William Paul (1678–1716), Vicar of Orton, was a nonjuring Church of England clergyman and Jacobite sympathizer, executed for treason.

== Life ==
William Paul, born in 1678, was the eldest son of John Paul, who possessed the small estate of Little Ashby, near Lutterworth, Leicestershire, his mother being a daughter of Mr. Barfoot of Streatfields, Warwickshire. He received his early education at a school kept by Thomas Sargreave, rector of Leire, Leicestershire, and at Rugby, which he entered in 1696. In 1698 he went to St. John's College, Cambridge, where he graduated BA in 1701, and MA in 1705. Shortly after leaving the university he became curate at Carlton Curlieu, near Harborough, Leicestershire, acting at the same time as chaplain to Sir Geoffrey Palmer. He went thence to Tamworth, Staffordshire, where he was also usher in the free school; and subsequently became curate at Nuneaton, Warwickshire. From Nuneaton he was promoted to the vicarage of Orton on the Hill, Leicestershire, being instituted on 5 May 1709, after taking the oaths to Queen Anne and abjuring the Pretender.

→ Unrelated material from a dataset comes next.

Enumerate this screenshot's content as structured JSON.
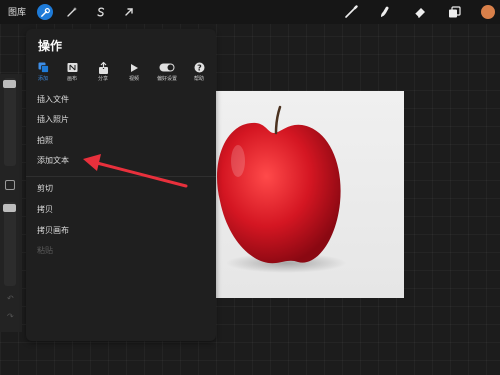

On the outbreak of the rebellion in 1715 he set out with others to join the Jacobite forces in Lancashire. On the way north he was seized by Major Bradshaw, but was again set at liberty by Colonel Noel, a justice of the peace. He succeeded in joining the rebels at Lancaster, and at Preston induced Robert Patten to permit him to read the prayers. This permission, Patten affirms, he granted him unwillingly, because he was in lay dress; and he read prayers three times for the Pretender as King. He left Preston just before it was invested, and, although taken by General Wills, was discharged.

After the rout of the rebels he went south to his own county, and thence to London, where he appeared in coloured clothes, laced hat, full-bottomed wig, and a sword by his side. While in St. James's Park he was accidentally met by Thomas Bird, a justice of the peace for his county, who knew him, and took him prisoner 12 December 1715. He was carried to the Duke of Devonshire's, and thence to Lord Townshend's. After examination he was committed to a messenger's house, and fourteen days afterwards he was sent to Newgate. He was brought to the exchequer bar at Westminster 31 May 1716, when he pleaded not guilty; but when brought again to the bar 15 June he withdrew his former plea, and acknowledged his guilt. After sentence of death was passed he expressed the deepest penitence for his conduct, and wrote letters to the King, the Lord Chief Justice, and the Archbishop of Canterbury, soliciting mercy, in which he asserted that he now detested and abhorred the rebellion from the bottom of his soul. Finding, however, that these professions were ineffectual to save his life, he again entirely changed his attitude. On the scaffold he appeared in the canonical habit of the Church of England; declared that he was a true son of the church, not as it was now – schismatical – and that he died in the real nonjuring one, free from rebellion and schism. He, moreover, asked pardon of all he had scandalised by pleading guilty, and of his God and King for having violated his loyalty "by taking most abominable oaths in defence of usurpation" against his "lawful sovereign King James the third". He was hanged, drawn and quartered at Tyburn on 13 July.

A portrait of Paul has been engraved in an oval along with John Hall, who was executed on the same gallows. The engraver is supposed to have been Vertue.

== Sources ==

- A True Copy of the Papers delivered to the Sheriffs of London by William Paul, a Clergyman, and John Hall, Esq., 1716;
- The Devil's Martyrs, or Plain Dealing, in answer to the Jacobite Speeches of those two Perjured Rebels, William Paul, a Clergyman, and John Hall, a Justice of the Peace, by John Dunton, 1716;
- Last Speech of William Paul, Clergyman, who was Hang'd, Drawn, and Quarter'd, at Tyburn, on the 13th of July, 1716, for High Treason against His Majesty King George, 1716;
- Remarks on the Speeches of Wm. Paul, Clerk, and John Hall, of Otterburn, Esq., 1716;
- The Thanks of an Honest Clergyman for Mr. Paul's Speech at Tyburn, 1716;
- Patten's History of the Rebellion;
- Granger's Biographical History of England.